ECLI:NL:GHSGR:2003:AO1236
Gerechtshof 's-Gravenhage
- Hoger beroep
- M. In 't Velt-Meijer
- A. de Wild
- B. Beyer-Lazonder
- Rechtspraak.nl
Uitleg voorkeursrecht in huurgeschil tussen M.B.P. Beheer B.V. en KPN Telecom B.V.
In deze zaak heeft M.B.P. Beheer B.V. (hierna: M.B.P.) hoger beroep ingesteld tegen een vonnis van de rechtbank te 's-Gravenhage, waarin het verzoek van M.B.P. om KPN Telecom B.V. (hierna: KPN) te verplichten tot onderhandelingen over de verkoop van gehuurde bedrijfsruimte werd afgewezen. M.B.P. had van KPN een voorkeursrecht van koop verkregen voor het gehuurde, maar KPN had dit recht niet nageleefd, volgens M.B.P. Het hof heeft de feiten vastgesteld zoals deze door de rechtbank zijn aangenomen, en heeft de rechtsvraag behandeld of het voorkeursrecht in werking is getreden. M.B.P. stelde dat KPN's mededeling van haar voornemen om het complex aan de Koninklijke Marine te verkopen, het voorkeursrecht in werking had moeten doen treden. KPN betwistte dit en stelde dat er eerst overeenstemming met een derde moest zijn bereikt voordat het voorkeursrecht in werking trad.

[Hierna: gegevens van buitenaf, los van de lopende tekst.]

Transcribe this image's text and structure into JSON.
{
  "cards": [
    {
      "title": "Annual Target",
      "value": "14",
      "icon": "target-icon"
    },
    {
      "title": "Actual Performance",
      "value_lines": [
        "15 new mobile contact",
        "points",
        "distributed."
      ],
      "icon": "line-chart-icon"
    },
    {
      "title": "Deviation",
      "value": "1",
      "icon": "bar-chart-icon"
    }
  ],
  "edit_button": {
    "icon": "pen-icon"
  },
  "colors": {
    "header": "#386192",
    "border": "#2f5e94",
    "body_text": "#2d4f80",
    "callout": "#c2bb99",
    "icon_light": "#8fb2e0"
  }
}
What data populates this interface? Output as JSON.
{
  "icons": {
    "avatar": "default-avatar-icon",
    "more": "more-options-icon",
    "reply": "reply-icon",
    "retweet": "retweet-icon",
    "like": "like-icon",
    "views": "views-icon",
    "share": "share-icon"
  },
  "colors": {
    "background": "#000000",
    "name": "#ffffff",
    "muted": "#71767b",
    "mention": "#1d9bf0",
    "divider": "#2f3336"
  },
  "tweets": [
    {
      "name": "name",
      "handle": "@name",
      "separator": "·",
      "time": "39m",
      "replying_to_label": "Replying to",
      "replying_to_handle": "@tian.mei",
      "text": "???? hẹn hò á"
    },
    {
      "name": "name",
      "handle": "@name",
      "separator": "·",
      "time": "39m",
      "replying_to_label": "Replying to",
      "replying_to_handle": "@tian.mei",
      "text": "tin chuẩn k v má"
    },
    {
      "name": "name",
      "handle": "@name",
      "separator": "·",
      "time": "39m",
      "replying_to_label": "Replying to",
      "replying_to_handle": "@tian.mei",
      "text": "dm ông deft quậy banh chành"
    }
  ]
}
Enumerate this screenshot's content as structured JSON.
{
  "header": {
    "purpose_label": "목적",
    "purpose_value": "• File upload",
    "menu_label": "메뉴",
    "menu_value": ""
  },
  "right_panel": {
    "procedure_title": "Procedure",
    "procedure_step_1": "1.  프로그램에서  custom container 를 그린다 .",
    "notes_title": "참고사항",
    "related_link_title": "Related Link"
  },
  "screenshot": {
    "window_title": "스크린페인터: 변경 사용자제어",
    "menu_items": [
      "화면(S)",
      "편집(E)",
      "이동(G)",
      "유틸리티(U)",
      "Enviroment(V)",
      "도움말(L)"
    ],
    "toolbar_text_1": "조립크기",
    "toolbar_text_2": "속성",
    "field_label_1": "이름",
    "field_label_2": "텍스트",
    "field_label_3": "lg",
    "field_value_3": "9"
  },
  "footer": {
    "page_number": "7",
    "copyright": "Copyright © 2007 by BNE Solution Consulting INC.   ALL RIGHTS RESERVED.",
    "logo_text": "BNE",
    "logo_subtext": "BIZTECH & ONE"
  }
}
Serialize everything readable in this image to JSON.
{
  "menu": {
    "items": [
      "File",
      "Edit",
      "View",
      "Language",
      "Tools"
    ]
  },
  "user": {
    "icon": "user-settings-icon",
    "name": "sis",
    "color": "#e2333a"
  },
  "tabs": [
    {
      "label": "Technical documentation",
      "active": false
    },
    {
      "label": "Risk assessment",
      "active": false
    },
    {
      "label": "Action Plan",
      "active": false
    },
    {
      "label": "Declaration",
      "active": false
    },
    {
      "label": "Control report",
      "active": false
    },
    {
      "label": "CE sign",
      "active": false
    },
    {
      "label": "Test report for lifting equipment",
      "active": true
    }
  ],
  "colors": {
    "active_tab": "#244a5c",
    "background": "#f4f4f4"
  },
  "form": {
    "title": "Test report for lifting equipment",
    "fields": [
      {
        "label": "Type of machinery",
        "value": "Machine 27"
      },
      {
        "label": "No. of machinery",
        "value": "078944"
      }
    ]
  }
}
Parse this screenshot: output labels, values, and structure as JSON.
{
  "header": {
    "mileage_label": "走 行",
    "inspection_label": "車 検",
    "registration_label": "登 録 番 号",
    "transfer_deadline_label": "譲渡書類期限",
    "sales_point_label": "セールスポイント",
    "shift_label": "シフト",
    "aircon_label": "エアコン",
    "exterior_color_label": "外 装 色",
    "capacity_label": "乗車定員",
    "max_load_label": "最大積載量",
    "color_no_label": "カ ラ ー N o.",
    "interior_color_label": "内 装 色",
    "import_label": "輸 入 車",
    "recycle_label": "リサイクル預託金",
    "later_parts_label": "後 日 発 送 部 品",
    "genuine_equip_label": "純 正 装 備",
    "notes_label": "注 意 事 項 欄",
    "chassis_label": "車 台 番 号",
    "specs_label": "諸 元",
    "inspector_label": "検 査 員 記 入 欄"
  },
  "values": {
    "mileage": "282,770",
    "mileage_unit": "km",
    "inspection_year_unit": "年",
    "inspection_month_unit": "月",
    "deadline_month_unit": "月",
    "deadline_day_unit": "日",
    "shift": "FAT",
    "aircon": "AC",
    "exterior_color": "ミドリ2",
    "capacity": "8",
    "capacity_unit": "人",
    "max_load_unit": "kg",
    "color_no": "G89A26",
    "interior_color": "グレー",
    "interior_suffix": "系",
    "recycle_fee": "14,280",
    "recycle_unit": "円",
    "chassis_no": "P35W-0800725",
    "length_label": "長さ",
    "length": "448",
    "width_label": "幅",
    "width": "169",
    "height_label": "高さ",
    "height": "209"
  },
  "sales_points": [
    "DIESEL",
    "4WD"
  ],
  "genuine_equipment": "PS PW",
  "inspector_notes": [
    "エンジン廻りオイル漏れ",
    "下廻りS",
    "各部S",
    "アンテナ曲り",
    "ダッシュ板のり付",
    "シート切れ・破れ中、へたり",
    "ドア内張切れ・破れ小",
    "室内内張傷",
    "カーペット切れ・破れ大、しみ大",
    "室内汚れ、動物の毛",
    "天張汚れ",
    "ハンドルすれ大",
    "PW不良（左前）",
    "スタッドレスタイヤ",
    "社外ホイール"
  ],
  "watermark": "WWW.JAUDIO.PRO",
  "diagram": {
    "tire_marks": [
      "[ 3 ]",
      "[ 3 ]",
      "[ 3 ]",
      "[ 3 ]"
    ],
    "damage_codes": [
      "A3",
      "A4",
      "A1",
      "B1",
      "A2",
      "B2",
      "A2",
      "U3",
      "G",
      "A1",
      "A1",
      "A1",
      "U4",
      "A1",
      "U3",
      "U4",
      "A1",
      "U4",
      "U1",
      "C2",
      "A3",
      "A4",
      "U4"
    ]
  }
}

Het hof oordeelde dat het kenbaar maken van KPN's voornemen om te verkopen niet voldoende was om het voorkeursrecht in werking te laten treden. De onderhandelingen met de Koninklijke Marine hadden niet geleid tot overeenstemming, en er was geen bewijs dat KPN met een andere partij overeenstemming had bereikt. Het hof concludeerde dat het voorkeursrecht niet in werking was getreden en dat de grieven van M.B.P. faalden. Het hof bekrachtigde het vonnis van de rechtbank en veroordeelde M.B.P. in de kosten van het hoger beroep.
De uitspraak benadrukt de voorwaarden waaronder een voorkeursrecht in werking treedt en de verplichtingen van partijen in het kader van dergelijke rechten. Het hof bevestigde dat de stelling van M.B.P. dat het voorkeursrecht in werking treedt bij het voornemen tot verkoop, niet opgaat, zolang er geen verplichting tot verkoop aan een derde is aangegaan.